Ya sabéis, dicho sea en términos generales, que la mitad de los partidarios de Trump podrían ponerse en lo que yo llamo el cesto de los deplorables. [Su audiencia ríe y aplaude.] ¿A que sí? Los racistas, sexistas, homófobos, xenófobos, islamófobos, todo lo que se os ocurra. Y, desgraciadamente, hay personas así.

La población se halla aquí dividida entre quienes tienen opiniones decentes, correctas, demostrablemente esterilizadas, sobre la raza, el sexo, la identidad nacional y el multiculturalismo, despojadas de todos los agentes contaminantes no autorizados, por un lado, y quienes, al desviarse del punto de vista correcto, se sitúan ellos mismos fuera de los límites aceptables de la sociedad civilizada, por otro. La mayoría de los intelectuales consideran ahora, además, que la opinión «correcta» son nueve décimas partes de virtud, por lo que cualquier persona que abrace las opiniones «erróneas» no está simplemente equivocada, sino que es moralmente mala: peor que, por ejemplo, un ladrón, un delincuente o un borracho, y mucho peor que un mujeriego. Actualmente la virtud no es el ejercicio de una disciplina, sino la expresión de una opinión: lo cual tiene, por supuesto, el feliz efecto de liberar la verdadera conducta.

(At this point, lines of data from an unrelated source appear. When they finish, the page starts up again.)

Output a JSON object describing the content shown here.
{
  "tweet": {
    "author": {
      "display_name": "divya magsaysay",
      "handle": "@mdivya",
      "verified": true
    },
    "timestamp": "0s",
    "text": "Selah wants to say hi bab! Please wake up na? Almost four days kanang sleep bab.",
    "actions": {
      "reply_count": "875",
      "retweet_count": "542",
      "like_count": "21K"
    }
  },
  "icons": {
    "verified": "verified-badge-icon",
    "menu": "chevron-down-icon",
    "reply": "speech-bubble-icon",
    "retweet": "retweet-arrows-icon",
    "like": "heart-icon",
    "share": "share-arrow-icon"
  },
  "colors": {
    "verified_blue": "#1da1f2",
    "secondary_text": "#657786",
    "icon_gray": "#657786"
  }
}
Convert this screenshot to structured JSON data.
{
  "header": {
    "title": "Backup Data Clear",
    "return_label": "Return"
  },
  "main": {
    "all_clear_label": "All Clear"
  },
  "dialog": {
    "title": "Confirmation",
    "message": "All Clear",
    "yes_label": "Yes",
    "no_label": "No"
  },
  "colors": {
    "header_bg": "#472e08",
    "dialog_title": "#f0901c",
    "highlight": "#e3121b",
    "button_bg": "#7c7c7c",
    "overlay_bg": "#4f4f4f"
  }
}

Palabras como racista, sexista, homófobo, xenófobo e islamófobo son maravillosamente elásticas desde el punto de vista del nuevo cesaropapista, que desea no sólo ejercer el poder temporal sino también afianzarlo, moldeando las mentes de las personas de tal modo que les resulte imposible cualquier oposición real. Epítetos como los referidos más arriba tienen ahora connotaciones morales irreductiblemente negativas, pero en cuanto a qué es lo que realmente denotan… bueno, denotan cualquier cosa que el poderoso, o el aspirante a poderoso, diga que denotan. Esto trae a la memoria el famoso pasaje de A través del espejo, de Lewis Carroll, en el que Humpty Dumpty le dice a Alicia: «¡Te has cubierto de gloria!»

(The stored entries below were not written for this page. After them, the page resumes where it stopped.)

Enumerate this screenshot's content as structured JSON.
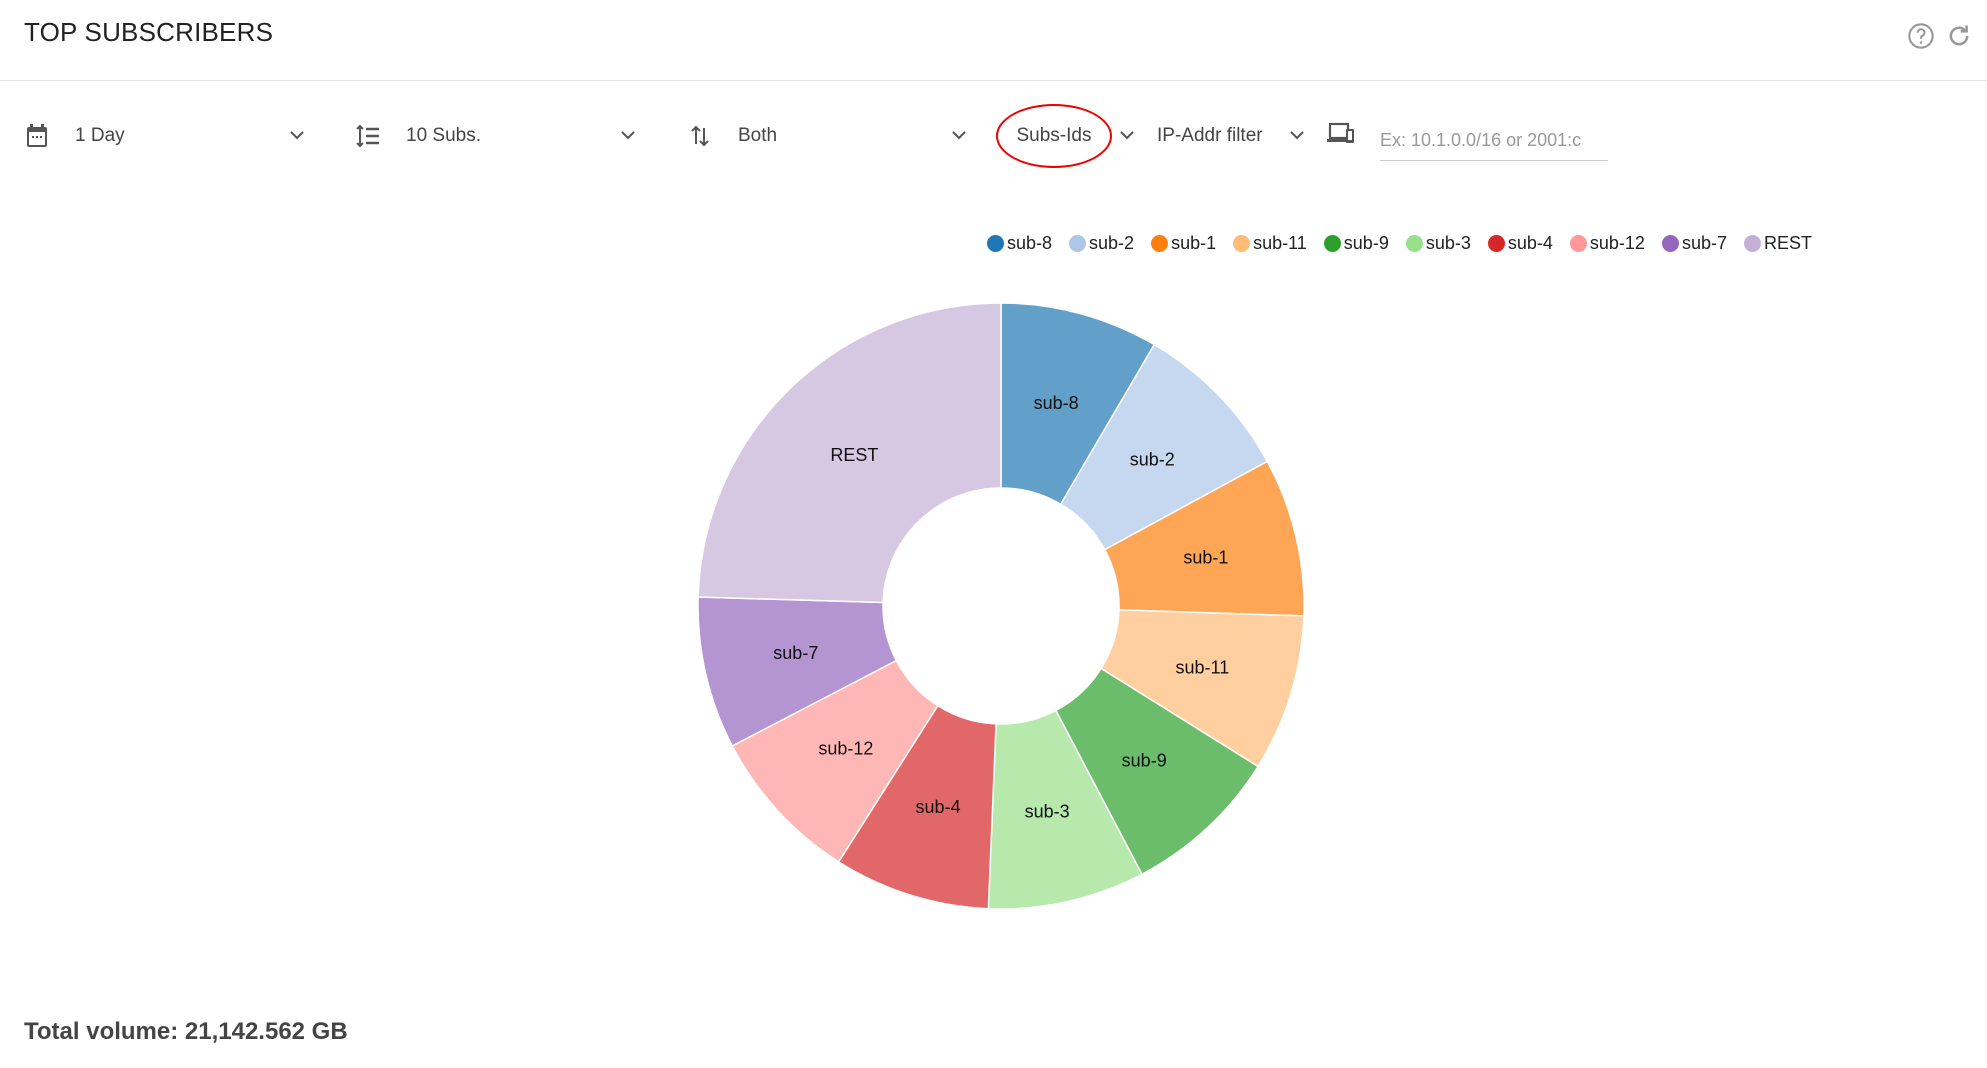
{
  "header": {
    "title": "TOP SUBSCRIBERS",
    "help_icon": "help-circle-icon",
    "refresh_icon": "refresh-icon"
  },
  "toolbar": {
    "period": {
      "icon": "calendar-icon",
      "value": "1 Day"
    },
    "count": {
      "icon": "sort-list-icon",
      "value": "10 Subs."
    },
    "direction": {
      "icon": "up-down-arrows-icon",
      "value": "Both"
    },
    "id_type": {
      "value": "Subs-Ids"
    },
    "ip_filter": {
      "value": "IP-Addr filter",
      "icon": "devices-icon"
    },
    "ip_input": {
      "placeholder": "Ex: 10.1.0.0/16 or 2001:c",
      "value": ""
    }
  },
  "chart_data": {
    "type": "pie",
    "donut": true,
    "unit": "GB",
    "legend_position": "top-right",
    "categories": [
      "sub-8",
      "sub-2",
      "sub-1",
      "sub-11",
      "sub-9",
      "sub-3",
      "sub-4",
      "sub-12",
      "sub-7",
      "REST"
    ],
    "values": [
      1785,
      1826,
      1785,
      1768,
      1780,
      1768,
      1762,
      1768,
      1715,
      5186
    ],
    "colors": [
      "#1f77b4",
      "#aec7e8",
      "#ff7f0e",
      "#ffbb78",
      "#2ca02c",
      "#98df8a",
      "#d62728",
      "#ff9896",
      "#9467bd",
      "#c5b0d5"
    ]
  },
  "footer": {
    "total_label": "Total volume: 21,142.562 GB"
  }
}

«No sé qué es lo que quieres decir con “gloria”», dijo Alice.

Humpty Dumpty rió desdeñosamente. «Pues claro que no lo sabes… hasta que yo te lo diga. Lo que quería decir era «¡Ahí tienes un precioso y demoledor argumento!»

«Pero “gloria” no significa “un precioso y demoledor argumento”», objetó Alice.

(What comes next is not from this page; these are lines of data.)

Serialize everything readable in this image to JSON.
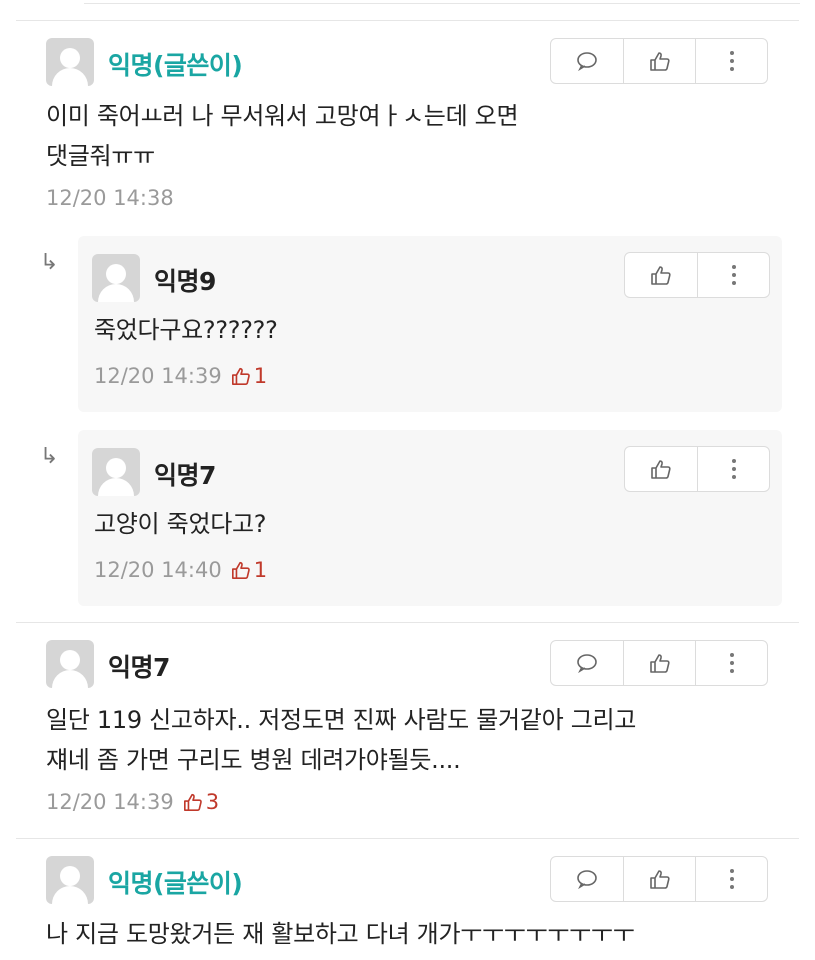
{
  "comments": [
    {
      "author": "익명(글쓴이)",
      "body_line1": "이미 죽어ㅛ러 나 무서워서 고망여ㅏㅅ는데 오면",
      "body_line2": "댓글줘ㅠㅠ",
      "time": "12/20 14:38"
    },
    {
      "author": "익명9",
      "body": "죽었다구요??????",
      "time": "12/20 14:39",
      "likes": "1",
      "reply_arrow": "↳"
    },
    {
      "author": "익명7",
      "body": "고양이 죽었다고?",
      "time": "12/20 14:40",
      "likes": "1",
      "reply_arrow": "↳"
    },
    {
      "author": "익명7",
      "body_line1": "일단 119 신고하자.. 저정도면 진짜 사람도 물거같아 그리고",
      "body_line2": "쟤네 좀 가면 구리도 병원 데려가야될듯....",
      "time": "12/20 14:39",
      "likes": "3"
    },
    {
      "author": "익명(글쓴이)",
      "body": "나 지금 도망왔거든 재 활보하고 다녀 개가ㅜㅜㅜㅜㅜㅜㅜㅜ"
    }
  ],
  "icons": {
    "comment": "speech-bubble-icon",
    "like": "thumbs-up-icon",
    "more": "vertical-dots-icon"
  },
  "colors": {
    "op_author": "#1aa6a3",
    "likes": "#c0392b",
    "meta": "#9a9a9a"
  }
}
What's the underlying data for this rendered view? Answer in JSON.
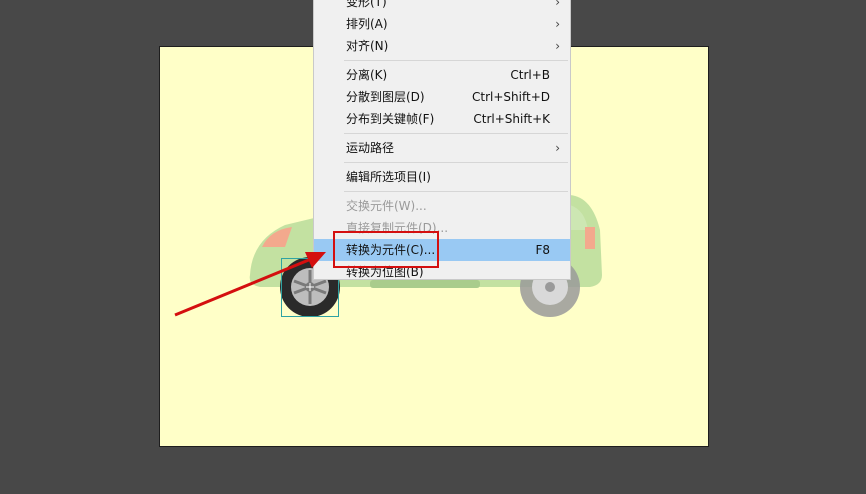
{
  "context_menu": {
    "items": [
      {
        "label": "变形(T)",
        "shortcut": "",
        "submenu": true,
        "disabled": false
      },
      {
        "label": "排列(A)",
        "shortcut": "",
        "submenu": true,
        "disabled": false
      },
      {
        "label": "对齐(N)",
        "shortcut": "",
        "submenu": true,
        "disabled": false
      },
      {
        "label": "分离(K)",
        "shortcut": "Ctrl+B",
        "submenu": false,
        "disabled": false
      },
      {
        "label": "分散到图层(D)",
        "shortcut": "Ctrl+Shift+D",
        "submenu": false,
        "disabled": false
      },
      {
        "label": "分布到关键帧(F)",
        "shortcut": "Ctrl+Shift+K",
        "submenu": false,
        "disabled": false
      },
      {
        "label": "运动路径",
        "shortcut": "",
        "submenu": true,
        "disabled": false
      },
      {
        "label": "编辑所选项目(I)",
        "shortcut": "",
        "submenu": false,
        "disabled": false
      },
      {
        "label": "交换元件(W)...",
        "shortcut": "",
        "submenu": false,
        "disabled": true
      },
      {
        "label": "直接复制元件(D)...",
        "shortcut": "",
        "submenu": false,
        "disabled": true
      },
      {
        "label": "转换为元件(C)...",
        "shortcut": "F8",
        "submenu": false,
        "disabled": false,
        "highlighted": true
      },
      {
        "label": "转换为位图(B)",
        "shortcut": "",
        "submenu": false,
        "disabled": false
      }
    ],
    "submenu_arrow": "›"
  },
  "colors": {
    "workspace": "#484848",
    "stage": "#ffffc8",
    "menu_bg": "#f0f0f0",
    "highlight": "#99c9f3",
    "annotation": "#d40f0f",
    "car_body": "#b8dc9a"
  },
  "icons": {
    "submenu": "chevron-right-icon",
    "annotation_arrow": "red-arrow-icon"
  }
}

«Cuando yo utilizo una palabra», dijo Humpty Dumpty en un tono de gran menosprecio, «significa justamente lo que yo quiero que signifique: ni más ni menos».

«La cuestión es», dijo Alice, «si tú puedes hacer que las palabras signifiquen tantas cosas diferentes»,

«La cuestión es», dijo Humpty Dumpty, «quién es el que manda: eso es todo».

En un mundo en el que las representaciones de la realidad son a menudo, o incluso habitualmente, más importantes que la realidad misma, el control de los significados de las palabras resulta tan importante como el control de los parlamentos, o anterior a este. Cuando la palabra austeridad puede utilizarse para describir unos esfuerzos no especialmente denodados por equiparar gastos e ingresos, está claro que ya se ha perdido una disputa política y económica: porque, ¿quién en una época hedonista, en la que el placer del consumo constituye el bien supremo, puede declararse favorable a la austeridad?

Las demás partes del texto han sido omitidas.